Money for nothin' – ACCC kicks off first excessive payment surcharges prosecution

Now that the excessive surcharge payments bans have been in for at least a year, the ACCC is on the warpath. The laws took effect in September 2016 for big businesses and September 2017 for everyone else. Businesses cannot charge customers more than it costs them to process the card payment.

The first hit was Cruisin Motorhomes, who paid $12,600 (and swiftly reduced their surcharges) after an infringement notice. But the latest and biggest one is Europcar. Facing the first litigation under the excessive surcharge provisions, the ACCC alleges overcharging of up to 0.65 percentage points, and claims Europcar was well aware of its actual acceptance costs. Be warned – it's time to check those surcharge policies.

Big fines for Heinz

After Heinz was found guilty for healthy labelling on sugary toddler products, the big question was how much they would have to pay. We now have the answer: $2.25M. Less than the $10M that the ACCC asked for, more than the $400k that Heinz suggested. So where did this number come from?

There were no prior contraventions (positive), but Heinz was kind of breaching its own guidelines (less positive). Throw in that the Court found the conduct was serious and extensive, and the need for deterrence (it had to be more than just negating the profits of a bit over $400k), and out comes $2.25M. Magic!

Roofing supply deal goes under

Exclusivity in supply contracts is often ok. But not if your purpose is to stop competitors accessing the supplier, giving you an unfair competitive advantage. Two of Australia's largest distributors of polycarbonate roofing found this out the hard way. They paid $5.5M in penalties after locking a common supplier into an exclusive deal, preventing the supplier from dealing with their competitors. The individuals involved copped it too. One director wore a personal fine of $100k and another was disqualified for 3 years.

This kind of behaviour can get you in hot water for exclusive dealing or cartel conduct. The bottom line is to get legal clearance on any dealing with a competitor, or any exclusivity in a contract.
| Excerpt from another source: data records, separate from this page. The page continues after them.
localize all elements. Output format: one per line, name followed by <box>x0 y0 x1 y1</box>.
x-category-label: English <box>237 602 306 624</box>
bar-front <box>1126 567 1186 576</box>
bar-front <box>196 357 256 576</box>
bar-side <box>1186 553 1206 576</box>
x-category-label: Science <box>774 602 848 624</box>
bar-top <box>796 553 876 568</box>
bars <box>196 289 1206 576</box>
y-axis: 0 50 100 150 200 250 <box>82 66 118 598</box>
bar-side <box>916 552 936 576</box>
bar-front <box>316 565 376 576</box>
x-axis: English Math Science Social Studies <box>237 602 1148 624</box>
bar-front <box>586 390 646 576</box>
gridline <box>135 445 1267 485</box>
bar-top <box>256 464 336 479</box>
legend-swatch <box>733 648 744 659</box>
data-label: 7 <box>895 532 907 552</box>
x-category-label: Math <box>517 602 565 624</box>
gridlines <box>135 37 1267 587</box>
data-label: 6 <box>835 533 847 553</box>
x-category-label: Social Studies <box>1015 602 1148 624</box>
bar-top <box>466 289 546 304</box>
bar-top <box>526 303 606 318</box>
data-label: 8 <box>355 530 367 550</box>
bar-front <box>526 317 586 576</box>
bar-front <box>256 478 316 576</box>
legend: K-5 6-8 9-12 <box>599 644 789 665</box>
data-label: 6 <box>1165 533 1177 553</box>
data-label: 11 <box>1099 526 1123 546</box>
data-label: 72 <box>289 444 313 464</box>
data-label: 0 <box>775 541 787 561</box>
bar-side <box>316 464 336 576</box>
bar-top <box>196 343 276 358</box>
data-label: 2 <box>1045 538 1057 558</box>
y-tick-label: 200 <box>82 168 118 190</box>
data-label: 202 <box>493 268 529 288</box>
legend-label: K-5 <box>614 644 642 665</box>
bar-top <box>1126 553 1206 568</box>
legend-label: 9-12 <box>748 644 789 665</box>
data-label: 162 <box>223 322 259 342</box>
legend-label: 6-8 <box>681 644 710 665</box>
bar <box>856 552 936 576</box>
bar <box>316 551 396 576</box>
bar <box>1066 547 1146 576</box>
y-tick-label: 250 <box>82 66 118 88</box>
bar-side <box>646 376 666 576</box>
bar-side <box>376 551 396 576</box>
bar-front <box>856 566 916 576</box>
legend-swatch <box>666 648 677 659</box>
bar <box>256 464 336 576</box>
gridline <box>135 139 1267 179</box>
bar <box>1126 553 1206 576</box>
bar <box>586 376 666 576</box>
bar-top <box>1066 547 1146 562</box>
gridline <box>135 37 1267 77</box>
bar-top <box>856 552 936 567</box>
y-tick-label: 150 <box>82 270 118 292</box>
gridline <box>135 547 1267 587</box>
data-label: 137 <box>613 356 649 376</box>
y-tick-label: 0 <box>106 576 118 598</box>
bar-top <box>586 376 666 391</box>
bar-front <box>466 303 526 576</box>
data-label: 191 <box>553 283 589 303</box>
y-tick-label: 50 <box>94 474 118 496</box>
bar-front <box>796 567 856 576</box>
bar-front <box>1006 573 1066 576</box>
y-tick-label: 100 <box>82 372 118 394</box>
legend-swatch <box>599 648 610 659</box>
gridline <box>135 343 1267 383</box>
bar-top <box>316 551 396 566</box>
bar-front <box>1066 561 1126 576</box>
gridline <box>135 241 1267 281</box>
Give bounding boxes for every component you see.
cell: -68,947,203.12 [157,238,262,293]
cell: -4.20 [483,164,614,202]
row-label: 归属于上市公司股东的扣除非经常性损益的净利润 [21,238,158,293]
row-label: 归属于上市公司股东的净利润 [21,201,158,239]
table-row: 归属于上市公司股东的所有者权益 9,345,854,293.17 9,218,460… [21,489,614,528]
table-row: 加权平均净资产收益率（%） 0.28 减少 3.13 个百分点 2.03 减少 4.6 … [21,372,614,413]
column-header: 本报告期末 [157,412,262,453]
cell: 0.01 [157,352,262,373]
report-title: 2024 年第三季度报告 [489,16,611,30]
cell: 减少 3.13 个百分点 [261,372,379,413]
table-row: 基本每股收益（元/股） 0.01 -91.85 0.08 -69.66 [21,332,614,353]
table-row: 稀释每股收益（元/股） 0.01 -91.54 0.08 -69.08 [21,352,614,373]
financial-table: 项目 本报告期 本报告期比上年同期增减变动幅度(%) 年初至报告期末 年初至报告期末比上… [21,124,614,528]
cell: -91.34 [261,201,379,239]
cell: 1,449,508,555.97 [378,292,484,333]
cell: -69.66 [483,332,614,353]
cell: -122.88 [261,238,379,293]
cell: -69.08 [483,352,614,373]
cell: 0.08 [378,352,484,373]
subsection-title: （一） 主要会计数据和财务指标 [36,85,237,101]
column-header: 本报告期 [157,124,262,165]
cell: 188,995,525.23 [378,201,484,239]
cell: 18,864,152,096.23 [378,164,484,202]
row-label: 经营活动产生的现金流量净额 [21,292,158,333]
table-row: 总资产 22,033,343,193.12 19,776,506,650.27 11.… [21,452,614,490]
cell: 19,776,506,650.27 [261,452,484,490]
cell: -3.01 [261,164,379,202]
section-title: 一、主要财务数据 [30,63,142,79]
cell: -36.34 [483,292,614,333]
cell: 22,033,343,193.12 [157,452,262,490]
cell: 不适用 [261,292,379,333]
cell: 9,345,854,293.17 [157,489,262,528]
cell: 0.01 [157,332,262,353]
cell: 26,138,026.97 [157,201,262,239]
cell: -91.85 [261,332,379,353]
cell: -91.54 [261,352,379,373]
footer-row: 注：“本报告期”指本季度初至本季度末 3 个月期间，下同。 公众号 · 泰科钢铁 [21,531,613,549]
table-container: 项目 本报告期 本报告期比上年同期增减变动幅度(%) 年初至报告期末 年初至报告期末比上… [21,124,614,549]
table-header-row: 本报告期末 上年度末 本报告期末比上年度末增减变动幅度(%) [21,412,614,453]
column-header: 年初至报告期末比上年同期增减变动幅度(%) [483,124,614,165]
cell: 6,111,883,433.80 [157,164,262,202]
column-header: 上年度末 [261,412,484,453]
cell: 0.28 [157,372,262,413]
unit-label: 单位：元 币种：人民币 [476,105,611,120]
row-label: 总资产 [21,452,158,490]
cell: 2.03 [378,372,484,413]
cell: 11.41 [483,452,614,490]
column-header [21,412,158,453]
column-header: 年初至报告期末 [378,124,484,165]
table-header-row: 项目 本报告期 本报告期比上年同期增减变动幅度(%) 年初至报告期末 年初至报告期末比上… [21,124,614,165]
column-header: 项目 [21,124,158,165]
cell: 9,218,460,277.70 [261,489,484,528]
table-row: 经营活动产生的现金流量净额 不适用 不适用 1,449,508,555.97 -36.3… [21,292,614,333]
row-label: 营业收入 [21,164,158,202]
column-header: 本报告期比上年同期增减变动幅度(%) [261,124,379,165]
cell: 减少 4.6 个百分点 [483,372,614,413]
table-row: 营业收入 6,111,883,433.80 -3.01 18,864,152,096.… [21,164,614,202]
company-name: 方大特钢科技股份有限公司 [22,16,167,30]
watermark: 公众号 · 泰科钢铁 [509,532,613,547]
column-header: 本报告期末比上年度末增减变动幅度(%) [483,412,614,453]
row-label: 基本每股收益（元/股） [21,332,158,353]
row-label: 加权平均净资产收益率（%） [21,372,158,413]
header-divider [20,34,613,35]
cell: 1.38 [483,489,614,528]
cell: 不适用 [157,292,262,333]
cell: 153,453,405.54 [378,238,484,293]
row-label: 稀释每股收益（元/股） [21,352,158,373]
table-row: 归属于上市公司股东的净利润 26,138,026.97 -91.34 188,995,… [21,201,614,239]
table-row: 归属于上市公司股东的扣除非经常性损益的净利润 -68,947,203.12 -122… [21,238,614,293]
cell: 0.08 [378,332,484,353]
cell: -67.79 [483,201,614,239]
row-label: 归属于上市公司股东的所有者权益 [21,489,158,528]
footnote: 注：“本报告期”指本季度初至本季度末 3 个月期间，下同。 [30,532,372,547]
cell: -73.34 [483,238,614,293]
If it walks like a duck.... Husqvarna mowed down over franchisee rights

ACCC found that Husqvarna likely misled franchisees by giving the impression that the Franchising Code of Conduct didn't apply to their contracts. Turns out that simply calling them 'dealership agreements' – definitely not 'franchise agreements' – doesn't make it so.

If it meets the definition of a franchise agreement, it will be covered by the Franchising Code – with all of the protections that brings. There were also some questions about unfair contract terms thrown into the mix. But Husqvarna cooperated, rewrote its agreements and has undertaken to the court not to enforce the terms that the ACCC considered unfair.